Questions were then raised about the high number of priests in his diocese, and the type of candidates he was admitting to the priesthood.
When the Vatican in a seemingly unprecedented move asked Toulon to halt its ordinations in June 2022 while providing no reason for the decision, it left the candidates in shock and in vocational limbo. Since then, nine of the 10 men have been ordained.
Traditionally considered to be among the most flourishing dioceses in France, annually yielding numerous vocations, Toulon was known for its welcome of new movements and priests from other areas, including those attached to the Traditional Latin Mass, which was restricted by Pope Francis in 2021.
Rey has been supportive of the so-called “Old Rite,” and was critical of the pope’s decision to restrict access to it.
When the Vatican ordered an apostolic visitation in February 2023, Archbishop Antoine Hérouard of Dijon was tapped to lead it.

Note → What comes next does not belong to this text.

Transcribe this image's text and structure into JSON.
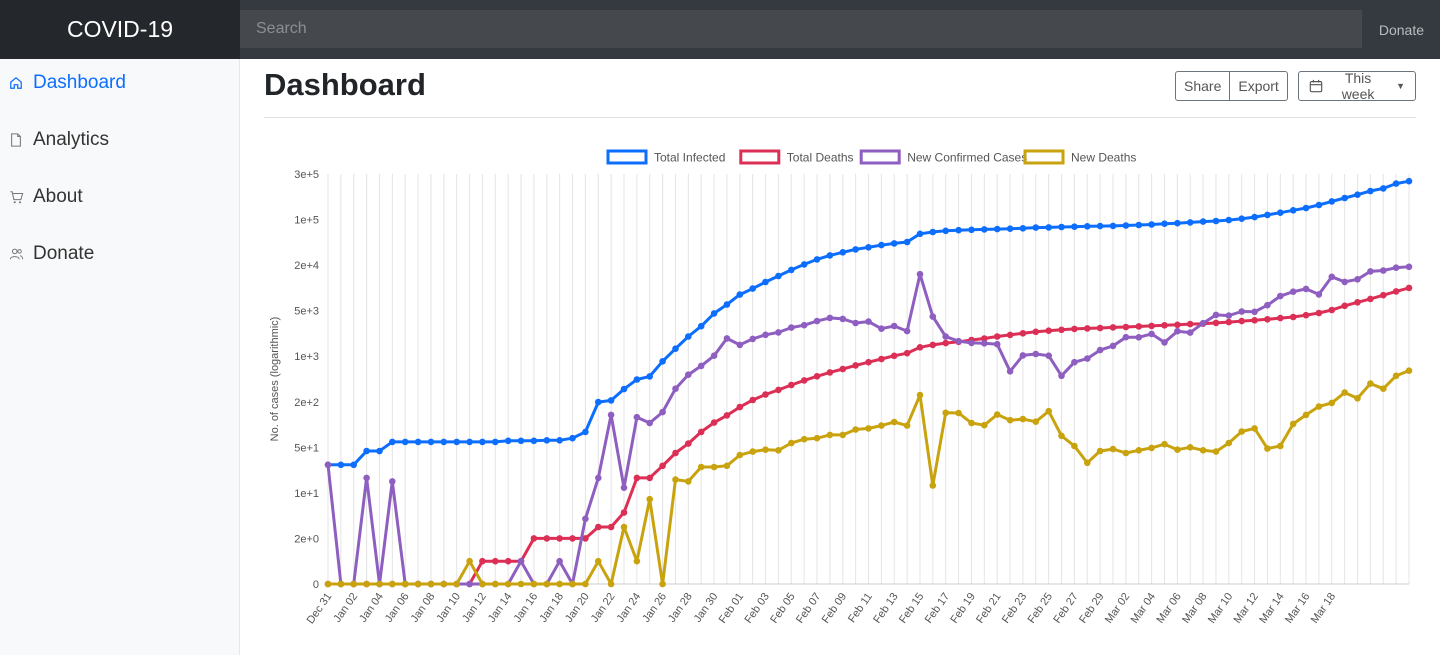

By November of that year, Touvet had been appointed as coadjutor.
In a listening session with diocesan clergy in September 2022, Rey said several changes had been made as a result of the Vatican’s inquiry, and that he was in conversation with the Vatican’s Dicastery for Bishops.
Among the changes Rey said took place was an inventory of communities present in the diocese that had different canonical, pastoral and spiritual perspectives.
The reception of new communities into the diocese was also suspended, and Pope Francis’s legal instruction Traditionis Custodes restricting the Traditional Latin Mass was enforced, while the various groups welcomed into the diocese were also visited.
Rey announced that new priests would also first have to be vetted by the Presbyteral Council, which would rule either in favor or against their admittance into the diocese.
In an interview with Famille Chrétienne this week, Rey said his relationship with Touvet was “pacific,” and that his departure as bishop was “a trial and a moment of self-questioning.”
“I was criticized for welcoming too many communities or vocations to the priesthood and religious life, particularly from the traditional world, as well as for dysfunctions in the economic and financial management of the diocese,” he said.
However, Rey insisted that there is always risk involved when launching new projects, and he admitted that “I sometimes lacked discernment or guidance.”
“However, when dysfunctions were identified, I always took the necessary canonical and administrative measures,” he said.
In a separate interview with French daily Le Figaro, Rey said that Rome’s apparent distrust of the traditionalist camp in the church, including many of the groups he welcomed into Toulon, is aimed mostly at groups “closed in on themselves” and which “cling to ritual in a way that is sometimes formalistic, not well adjusted.”
Rey said it was his intention to continue his service of evangelization, “even if the concrete ways are not yet completely decided.”